The next leg of our trip took us to Jaipur for my mother’s 60th birthday. Just in case getting everyone (a friend says I make it sound like I am caring for a football team :) – I guess there is a Drama Queen in all of us) ready and out by 10.30 was too easy, we needed to leave the house at 7.30. We somehow managed to drag everyone out of bed, get loaded into the taxi and make it to the airport in time for the flight. The flight was uneventful. I was a bit stressed out since I had forgotten to sterilise the pacifier but Tarana deigned to nurse both at takeoff and landing so all was well.

The exciting thing about the Jaipur trip was that my mum did not know that we were coming. A couple of months ago she had pulled a complete martyr act, like only a mother can, saying that she didn’t want us to take the trouble of coming to Jaipur and 60th birthdays were not such a big deal anyway. So like the good children we are, we decided to just ignore her and land up anyway. We managed to keep the whole thing hush-hush and she had absolutely no idea we were coming.

It was weird not to have her waiting for us at the Arrivals gate when we exited the airport but we got into a pre-paid and headed home to wait for her. I called her to test waters (told her I had just landed in Mumbai) and figured that she would be coming home for lunch. The sad part was that when she did arrive, I was inside feeding the girl and missed the golden opportunity to say 'Surprise' and catch her expression. But Ayaan and Jai did the needful and she was super thrilled. In spite of her martyr-hogwash, she was flying two inches over the ground as one surprise after another was unveiled. At 7, my brother entered the house to more excitement.
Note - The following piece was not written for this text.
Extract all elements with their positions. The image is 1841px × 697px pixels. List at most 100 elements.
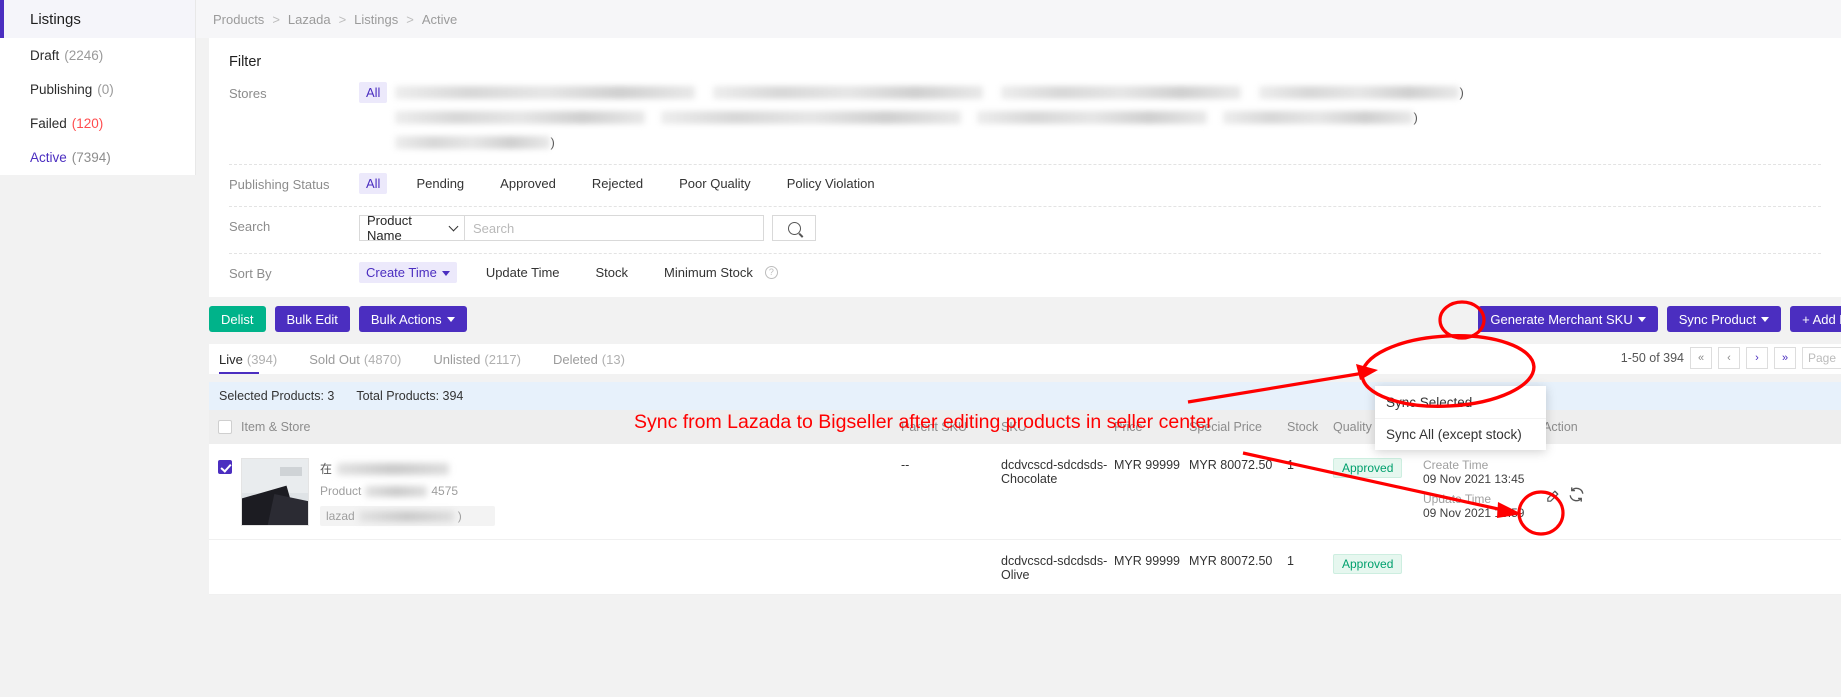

The next day was her birthday. She thought that the plan was a cozy dinner at her friend's place. Unknown to her, we had planned a big party - which we were a little stressed about since the banquet manager of the place had not managed to get anything together. Jai stepped in and after telling her he had a meeting, went off and got everything together in time for the party. The friend (at whose house the party supposedly was) called in the evening and told mum that she needed to pick up some kababs on her way (from the venue of the party). Mum cribbed and cribbed about why she could not have asked someone else and felt most put upon as the birthday girl. She then proceeded to take a century to get ready while my brother and I were pulling our hair out in trying to make her hurry without giving the game away. We finally left the house well after Jai messaged us saying everyone had arrived and was waiting. In the rush, forgot the camera. :((((((

She was well and truly surprised and was very happy despite her earlier statements of not wanting a big party. A few of her friends and relatives from Delhi showed up too so that made it extra-special. The brother had chosen a lovely poolside venue and we had hired a live band which sang all the retro English numbers she loves. So, all in all, the Great 60th Birthday Surprise was a grand success.

The rest of the Jaipur trip flew by in a blur of sleep for me. My mother retired the day after her birthday so I handed the care of both kids to her and Jai and stirred myself only to nurse Tarana. It was a much-needed breather!

The Jaipur story would not be complete without a BIG thank you to The Mad Momma and Eve’s Lungs for helping me out with Tarana’s woollen wardrobe. Since finding adequate woollies in Mumbai for a newborn proved virtually impossible on my (feeding) schedule and asking my mum to stock up might have got in the way of the big surprise, they very generously stepped in, bought and couriered some lovely warm clothes for Tarana. Here’s Tarana and Buddy the Dog (thanks to Ayaan) modelling some of them.

On the flight back, we finally dropped the ball and left our strolley suitcase behind in the cabin. But we were really lucky since the airline found it and got it back to us in one piece (including some gold earrings that Tarana had been presented with).

Phew. And with that, ends the holiday saga.